I removed the favicon it come with by overwriting its layouts/_partials/head.html file. Added google analytics just to keep track of how many people has viewed my posts. And Added a Home page (content/index.md).

After it, I configured vercel to publish it. At first I was having troubles with it. But after changing the framework to HUGO, changing the build command to hugo --gc --minify and setting the HUGO_VERSIONenv just worked for me.


To enchance my setup even further, I defined some bash functions to help me generate new posts. I could use hugo new conent command, but I needed something tailored specificatilly for me.


# ~/.functions/posts.sh
#!/usr/bin/env bash

get_slug_random_part(){
	tr -dc 'A-Za-z0-9' </dev/urandom | head -c 13	
}

remove_spaces(){
	local INPUT=$(cat /dev/stdin)
	echo $INPUT | sed -E 's|[[:space:]]{2,}| |g' | tr '[:blank:]' '-'
}

remove_accents(){
	local INPUT=$(cat /dev/stdin)
	echo $INPUT | iconv -c -s -f UTF-8 -t ASCII//TRANSLIT
}

to_lowercase(){
	local INPUT=$(cat /dev/stdin)
	echo $INPUT | tr '[:upper:]' '[:lower:]'
}

remove_punctuation(){
	local INPUT=$(cat /dev/stdin)
	echo $INPUT | tr -d '[:punct:]'
}

parse_title(){
	local TITLE="$1"
	local PARSED_TITLE=$(echo $TITLE | remove_punctuation | remove_spaces | remove_accents | to_lowercase)
	echo "$PARSED_TITLE-$(get_slug_random_part)"
}

scaffold_post(){
	local POST_PATH="$1"
	local TITLE="$2"

	local SLUG=$(parse_title "$TITLE")
	local POST_SLUG_PATH="$POST_PATH/$SLUG"

	if [ ! -d "$POST_SLUG_PATH" ]; then
		mkdir -p "$POST_SLUG_PATH"
	fi
	
	local MAIN_MD_FILE="$POST_SLUG_PATH/index.md"
	local DATE=$(date -d 'now' +%Y-%m-%d)
	touch $MAIN_MD_FILE
	cat <<EOF > $MAIN_MD_FILE
---
title: $TITLE
date: $DATE
tags: ["computer science"]
draft: true
---
EOF

}

Now, with these functions, I run:

source ~/.zshrc # if didn't before
scaffold_post "./content/posts" "My new post title"

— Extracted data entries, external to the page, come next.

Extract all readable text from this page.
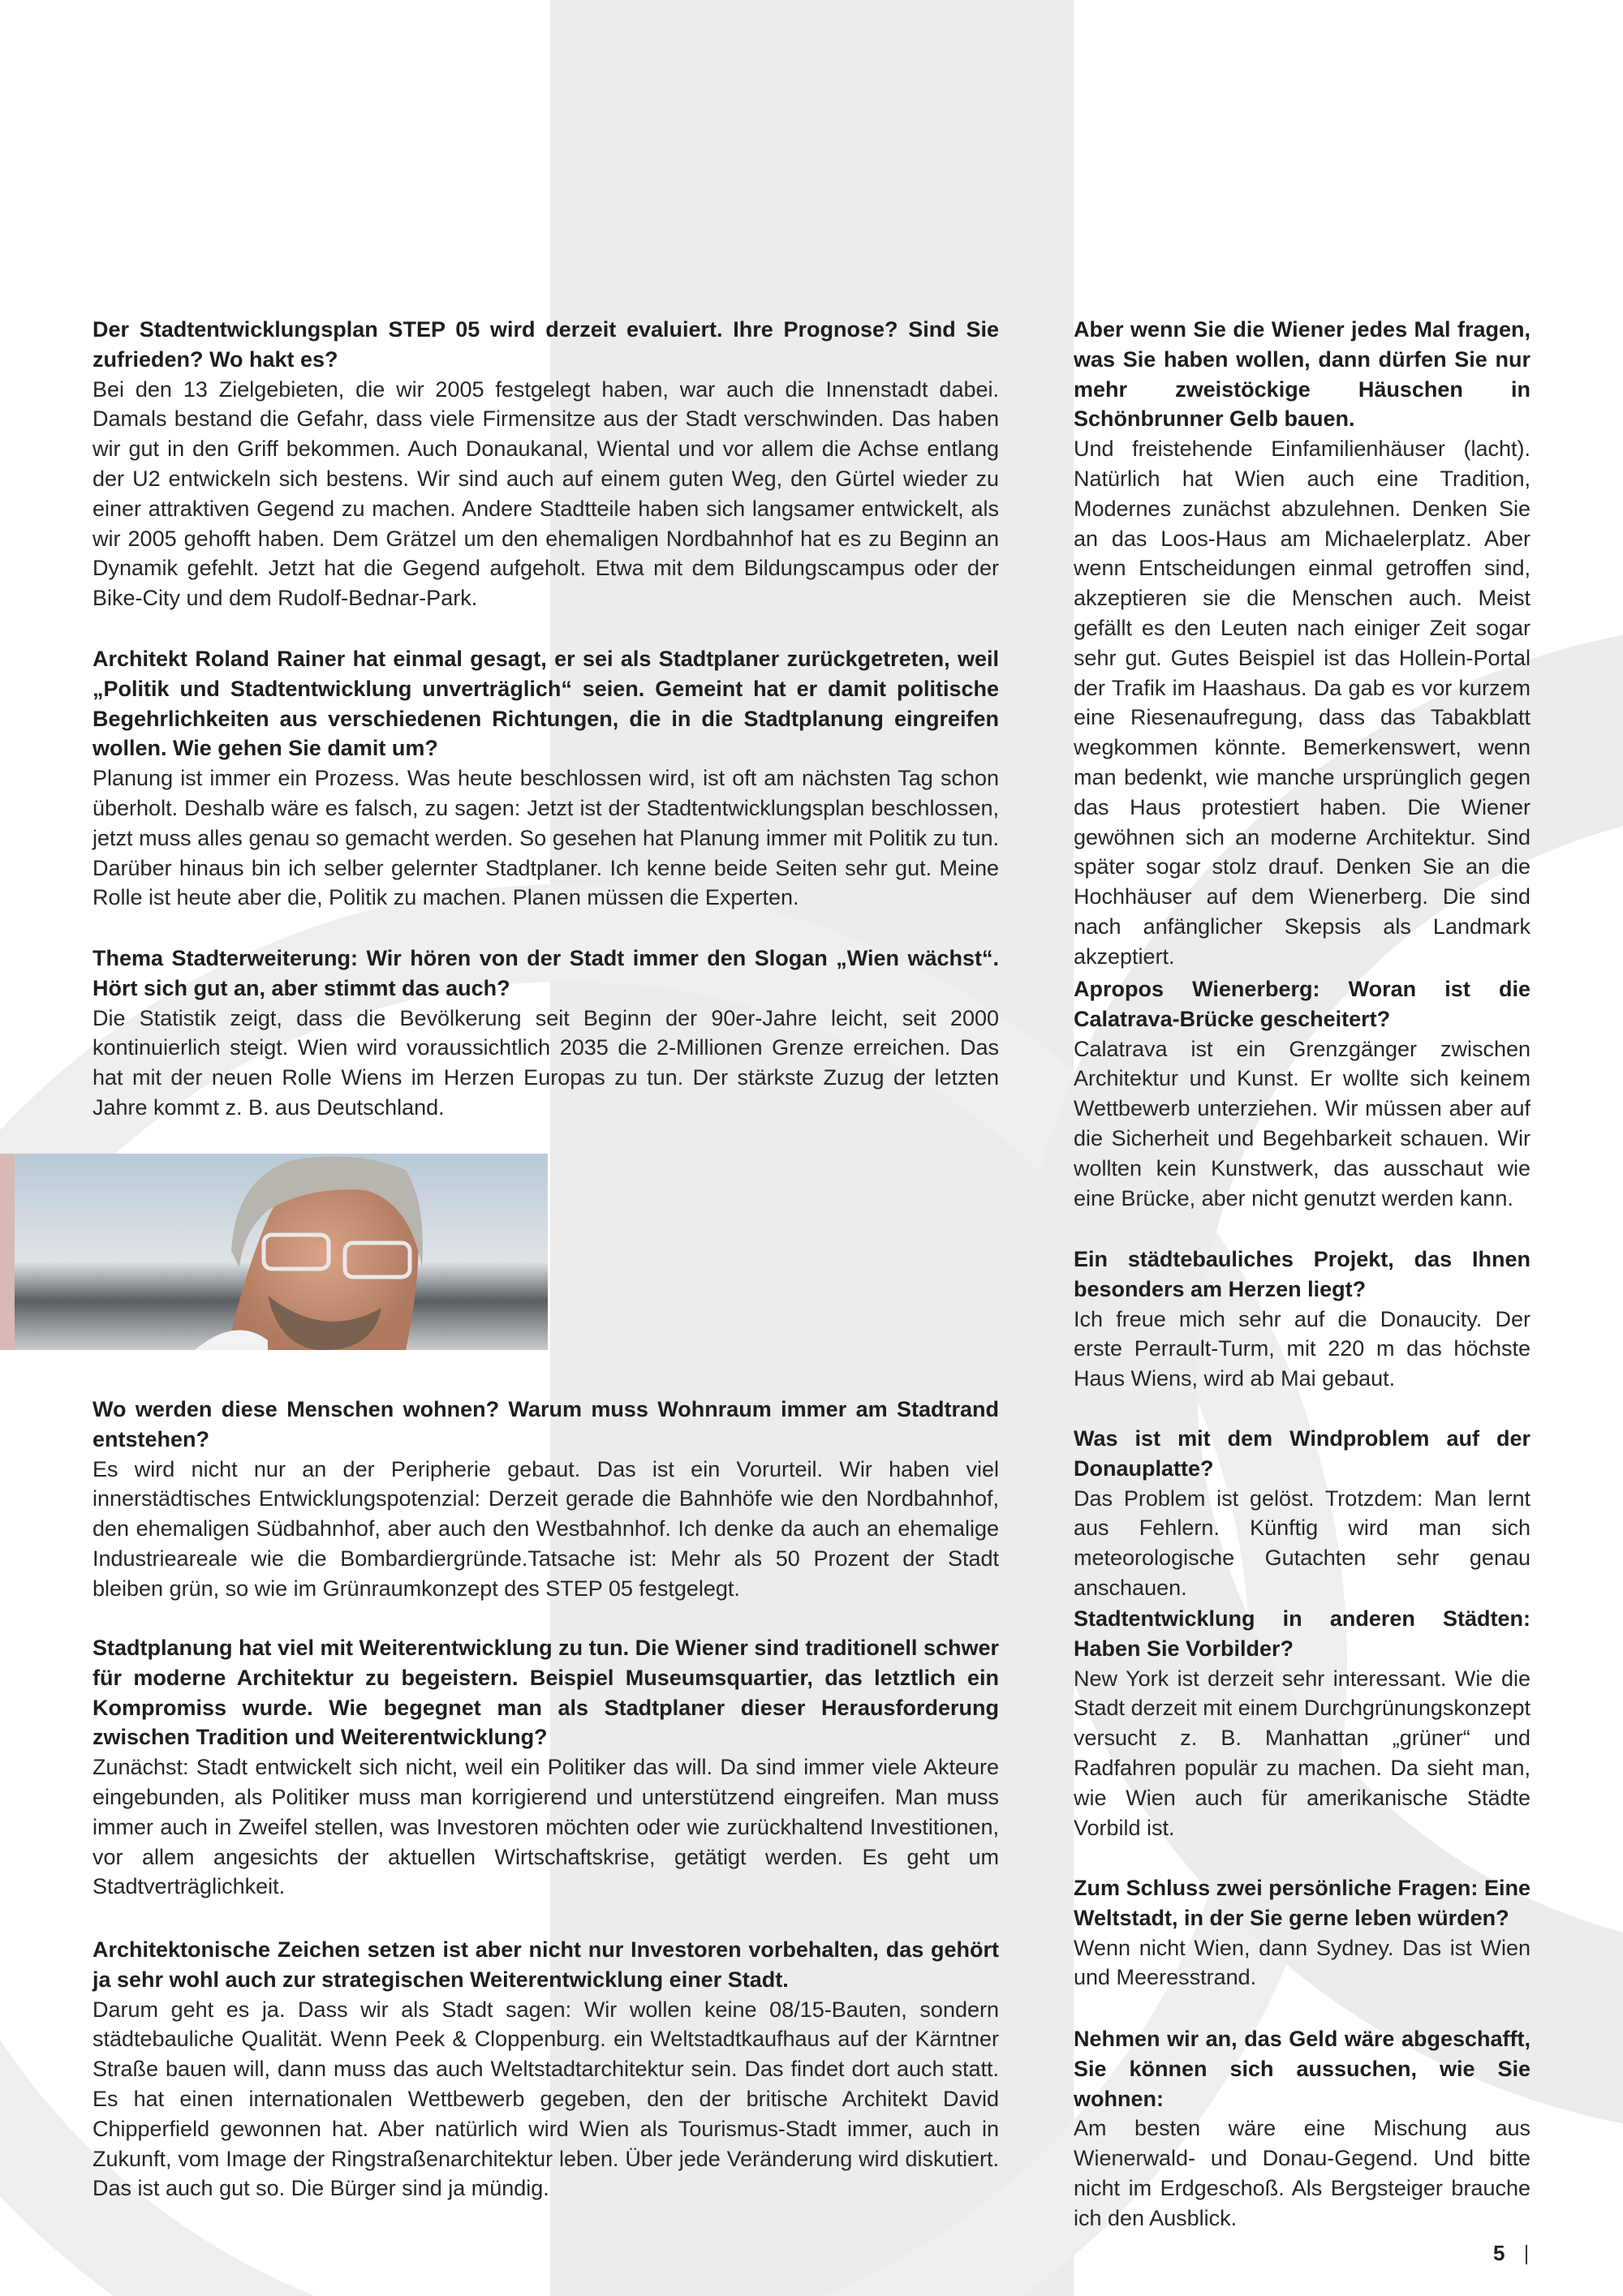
Der Stadtentwicklungsplan STEP 05 wird derzeit evaluiert. Ihre Prognose? Sind Sie zufrieden? Wo hakt es?

Bei den 13 Zielgebieten, die wir 2005 festgelegt haben, war auch die Innenstadt dabei. Damals bestand die Gefahr, dass viele Firmensitze aus der Stadt verschwinden. Das haben wir gut in den Griff bekommen. Auch Donaukanal, Wiental und vor allem die Achse entlang der U2 entwickeln sich bestens. Wir sind auch auf einem guten Weg, den Gürtel wieder zu einer attraktiven Gegend zu machen. Andere Stadtteile haben sich langsamer entwickelt, als wir 2005 gehofft haben. Dem Grätzel um den ehemaligen Nordbahnhof hat es zu Beginn an Dynamik gefehlt. Jetzt hat die Gegend aufgeholt. Etwa mit dem Bildungscampus oder der Bike-City und dem Rudolf-Bednar-Park.

Architekt Roland Rainer hat einmal gesagt, er sei als Stadtplaner zurückgetreten, weil „Politik und Stadtentwicklung unverträglich“ seien. Gemeint hat er damit politische Begehrlichkeiten aus verschiedenen Richtungen, die in die Stadtplanung eingreifen wollen. Wie gehen Sie damit um?

Planung ist immer ein Prozess. Was heute beschlossen wird, ist oft am nächsten Tag schon überholt. Deshalb wäre es falsch, zu sagen: Jetzt ist der Stadtentwicklungsplan beschlossen, jetzt muss alles genau so gemacht werden. So gesehen hat Planung immer mit Politik zu tun. Darüber hinaus bin ich selber gelernter Stadtplaner. Ich kenne beide Seiten sehr gut. Meine Rolle ist heute aber die, Politik zu machen. Planen müssen die Experten.

Thema Stadterweiterung: Wir hören von der Stadt immer den Slogan „Wien wächst“. Hört sich gut an, aber stimmt das auch?

Die Statistik zeigt, dass die Bevölkerung seit Beginn der 90er-Jahre leicht, seit 2000 kontinuierlich steigt. Wien wird voraussichtlich 2035 die 2-Millionen Grenze erreichen. Das hat mit der neuen Rolle Wiens im Herzen Europas zu tun. Der stärkste Zuzug der letzten Jahre kommt z. B. aus Deutschland.

Wo werden diese Menschen wohnen? Warum muss Wohnraum immer am Stadtrand entstehen?

Es wird nicht nur an der Peripherie gebaut. Das ist ein Vorurteil. Wir haben viel innerstädtisches Entwicklungspotenzial: Derzeit gerade die Bahnhöfe wie den Nordbahnhof, den ehemaligen Südbahnhof, aber auch den Westbahnhof. Ich denke da auch an ehemalige Industrieareale wie die Bombardiergründe.Tatsache ist: Mehr als 50 Prozent der Stadt bleiben grün, so wie im Grünraumkonzept des STEP 05 festgelegt.

Stadtplanung hat viel mit Weiterentwicklung zu tun. Die Wiener sind traditionell schwer für moderne Architektur zu begeistern. Beispiel Museumsquartier, das letztlich ein Kompromiss wurde. Wie begegnet man als Stadtplaner dieser Herausforderung zwischen Tradition und Weiterentwicklung?

Zunächst: Stadt entwickelt sich nicht, weil ein Politiker das will. Da sind immer viele Akteure eingebunden, als Politiker muss man korrigierend und unterstützend eingreifen. Man muss immer auch in Zweifel stellen, was Investoren möchten oder wie zurückhaltend Investitionen, vor allem angesichts der aktuellen Wirtschaftskrise, getätigt werden. Es geht um Stadtverträglichkeit.

Architektonische Zeichen setzen ist aber nicht nur Investoren vorbehalten, das gehört ja sehr wohl auch zur strategischen Weiterentwicklung einer Stadt.

Darum geht es ja. Dass wir als Stadt sagen: Wir wollen keine 08/15-Bauten, sondern städtebauliche Qualität. Wenn Peek & Cloppenburg. ein Weltstadtkaufhaus auf der Kärntner Straße bauen will, dann muss das auch Weltstadtarchitektur sein. Das findet dort auch statt. Es hat einen internationalen Wettbewerb gegeben, den der britische Architekt David Chipperfield gewonnen hat. Aber natürlich wird Wien als Tourismus-Stadt immer, auch in Zukunft, vom Image der Ringstraßenarchitektur leben. Über jede Veränderung wird diskutiert. Das ist auch gut so. Die Bürger sind ja mündig.

Aber wenn Sie die Wiener jedes Mal fragen, was Sie haben wollen, dann dürfen Sie nur mehr zweistöckige Häuschen in Schönbrunner Gelb bauen.

Und freistehende Einfamilienhäuser (lacht). Natürlich hat Wien auch eine Tradition, Modernes zunächst abzulehnen. Denken Sie an das Loos-Haus am Michaelerplatz. Aber wenn Entscheidungen einmal getroffen sind, akzeptieren sie die Menschen auch. Meist gefällt es den Leuten nach einiger Zeit sogar sehr gut. Gutes Beispiel ist das Hollein-Portal der Trafik im Haashaus. Da gab es vor kurzem eine Riesenaufregung, dass das Tabakblatt wegkommen könnte. Bemerkenswert, wenn man bedenkt, wie manche ursprünglich gegen das Haus protestiert haben. Die Wiener gewöhnen sich an moderne Architektur. Sind später sogar stolz drauf. Denken Sie an die Hochhäuser auf dem Wienerberg. Die sind nach anfänglicher Skepsis als Landmark akzeptiert.

Apropos Wienerberg: Woran ist die Calatrava-Brücke gescheitert?

Calatrava ist ein Grenzgänger zwischen Architektur und Kunst. Er wollte sich keinem Wettbewerb unterziehen. Wir müssen aber auf die Sicherheit und Begehbarkeit schauen. Wir wollten kein Kunstwerk, das ausschaut wie eine Brücke, aber nicht genutzt werden kann.

Ein städtebauliches Projekt, das Ihnen besonders am Herzen liegt?

Ich freue mich sehr auf die Donaucity. Der erste Perrault-Turm, mit 220 m das höchste Haus Wiens, wird ab Mai gebaut.

Was ist mit dem Windproblem auf der Donauplatte?

Das Problem ist gelöst. Trotzdem: Man lernt aus Fehlern. Künftig wird man sich meteorologische Gutachten sehr genau anschauen.

Stadtentwicklung in anderen Städten: Haben Sie Vorbilder?

New York ist derzeit sehr interessant. Wie die Stadt derzeit mit einem Durchgrünungskonzept versucht z. B. Manhattan „grüner“ und Radfahren populär zu machen. Da sieht man, wie Wien auch für amerikanische Städte Vorbild ist.

Zum Schluss zwei persönliche Fragen: Eine Weltstadt, in der Sie gerne leben würden?

Wenn nicht Wien, dann Sydney. Das ist Wien und Meeresstrand.

Nehmen wir an, das Geld wäre abgeschafft, Sie können sich aussuchen, wie Sie wohnen:

Am besten wäre eine Mischung aus Wienerwald- und Donau-Gegend. Und bitte nicht im Erdgeschoß. Als Bergsteiger brauche ich den Ausblick.

5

and it generates the new slug and the post skeleton for me. Pretty convenient don’t you think?

Doing that also taught me how to use the tr command, which is amazing for string tasks.

If you want to check it out, it’s available in my config files repo.

The final workflow

Now, with this new Hugo blog, I do the following:

  1. `scaffold_post “./content/posts” “my new post”
  2. write the post
  3. deploy it

It was a nice improvement, since everything just works fine and the theme itself gives a nice layout styling.